Malazgirt Zaferi, Alparslan’ın yanında yer alan Oğuz soylu ordu kumandanları ve bozkırın savaşçı Türkmen askerlerinin belirleyici rolü sayesinde kazanılmıştır. Ayrıca Selçuklu tarafına geçen Hristiyan Oğuz Türkleri de başarıya önemli katkılar sağlamıştır. Öte yandan, paralı askerler ve özgürlük umuduyla silahlanan köleler daha çok maddi çıkar gözeterek savaşmış, ideolojik veya siyasi bir bağlılık göstermemiştir.

Bu durumun dışında hiçbir devlet ya da yerel güç, Selçuklulara destek vererek Malazgirt Savaşı’nın kazanılmasına katkıda bulunmamıştır. Alparslan’ın Gürcüler ve Abbasilerle evlilik yoluyla kurduğu akrabalık ilişkileri de bu gerçeği değiştirmez. Yine o dönemde henüz kurumsal bir otoriteye sahip olmayan ve Anadolu’da kayda değer bir varlığı bulunmayan Kürt topluluklarıyla herhangi bir ittifak kurulduğu da söylenemez. Müslüman Abbasiler ise Gürcü ve Ermeniler gibi Selçukluların yükselişine karşı durarak Malazgirt’te Bizans’ın başarılı olmasını ummuşlardır.

İşte bu nedenlerle ve ayrıca Haçlı Seferleri’nin tarih sahnesinde henüz görülmediği bir dönemde kazanılan Malazgirt Zaferi’ni “İslam birliğinin zaferi” olarak nitelendirmek, tarihi gerçekleri çarpıtmak olur. Zira Alparslan’ın ordusunda yalnızca Müslüman Türkler değil, Hristiyan Türkmen askerlerin bulunması da bu durumu destekler.

Sonuç olarak Malazgirt Zaferi’ni, Selçukluların 1040’ta Dandanakan’da verdikleri “varlık” savaşı gibi Türklerin kendi geleceklerini korumak amacıyla giriştiği bir “savunma” savaşı olarak nitelendirmek mümkündür.
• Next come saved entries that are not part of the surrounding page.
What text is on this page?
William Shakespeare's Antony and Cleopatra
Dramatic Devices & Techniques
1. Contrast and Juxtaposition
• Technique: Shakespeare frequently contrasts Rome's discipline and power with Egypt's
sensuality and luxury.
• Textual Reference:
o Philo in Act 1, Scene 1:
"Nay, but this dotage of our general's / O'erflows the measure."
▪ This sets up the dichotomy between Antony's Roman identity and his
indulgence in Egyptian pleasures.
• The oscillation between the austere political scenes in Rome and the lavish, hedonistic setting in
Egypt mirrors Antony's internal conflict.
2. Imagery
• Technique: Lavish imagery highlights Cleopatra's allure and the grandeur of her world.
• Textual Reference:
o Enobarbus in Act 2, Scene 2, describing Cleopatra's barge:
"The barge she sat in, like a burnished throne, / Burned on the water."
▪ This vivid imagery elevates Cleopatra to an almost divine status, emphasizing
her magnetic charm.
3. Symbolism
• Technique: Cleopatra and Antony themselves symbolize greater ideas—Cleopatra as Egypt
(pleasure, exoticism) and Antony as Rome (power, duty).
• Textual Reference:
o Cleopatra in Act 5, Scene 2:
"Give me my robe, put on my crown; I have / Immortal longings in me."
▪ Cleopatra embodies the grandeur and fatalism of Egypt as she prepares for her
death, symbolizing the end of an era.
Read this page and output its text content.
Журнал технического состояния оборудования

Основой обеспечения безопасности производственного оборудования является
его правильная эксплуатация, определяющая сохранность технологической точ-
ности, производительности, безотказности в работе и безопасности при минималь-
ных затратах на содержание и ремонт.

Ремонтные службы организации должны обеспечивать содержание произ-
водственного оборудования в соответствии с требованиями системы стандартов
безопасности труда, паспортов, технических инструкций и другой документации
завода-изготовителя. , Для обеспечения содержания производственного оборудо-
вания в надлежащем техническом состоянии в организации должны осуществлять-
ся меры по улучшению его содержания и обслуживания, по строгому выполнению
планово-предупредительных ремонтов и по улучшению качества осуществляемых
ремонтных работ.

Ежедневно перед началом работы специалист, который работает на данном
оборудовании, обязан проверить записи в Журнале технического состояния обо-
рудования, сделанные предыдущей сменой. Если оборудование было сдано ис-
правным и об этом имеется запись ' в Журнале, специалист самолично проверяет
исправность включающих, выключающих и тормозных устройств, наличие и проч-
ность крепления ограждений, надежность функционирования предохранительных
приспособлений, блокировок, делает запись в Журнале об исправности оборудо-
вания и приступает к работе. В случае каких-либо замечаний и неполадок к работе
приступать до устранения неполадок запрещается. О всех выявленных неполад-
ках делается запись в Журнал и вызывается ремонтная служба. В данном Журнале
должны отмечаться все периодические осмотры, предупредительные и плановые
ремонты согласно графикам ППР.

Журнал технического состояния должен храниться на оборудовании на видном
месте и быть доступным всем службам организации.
Ancak savaşın ortaya çıkardığı sonuçlar, yalnızca bir savunma mücadelesinin ötesine geçmiş, Türk tarihinin akışını değiştiren bir dönüm noktası haline gelmiştir.

Alparslan, Malazgirt Savaşı nedeniyle Doğu Akdeniz ve Kahire seferi ile İslam dünyasını birleştirme düşüncesinden vazgeçmek zorunda kalmışsa da bu zafer sayesinde Anadolu’da Türk egemenliğinin temellerini atmış ve Selçuklu Devleti’nin yükselişini sağlamlaştırmıştır. Nitekim bu başarıdan yalnızca dört yıl sonra, 1075’te İznik merkezli Anadolu Selçuklu Devleti’ni kuran Kutalmışoğlu Süleyman Şah, Anadolu’nun fethini büyük ölçüde tamamlamış ve Bizans’ı Marmara Bölgesi’ne kadar çekilmeye mecbur bırakmıştır.


Alper UZUNGÜNGÖR


***

Yorumlar

Bu blogdaki popüler yayınlar

II. MEŞRUTİYET’İN İLANI VE SİYASİ GELİŞMELER (1908 -1914)

TANZİMAT FERMANI (3 Kasım 1839)

ÜÇ ŞEHİT ÖYKÜSÜ (Polis Memurları Abdullah Bülbül, Mehmet Çolak ve Mustafa Kılıç’ın Anısına)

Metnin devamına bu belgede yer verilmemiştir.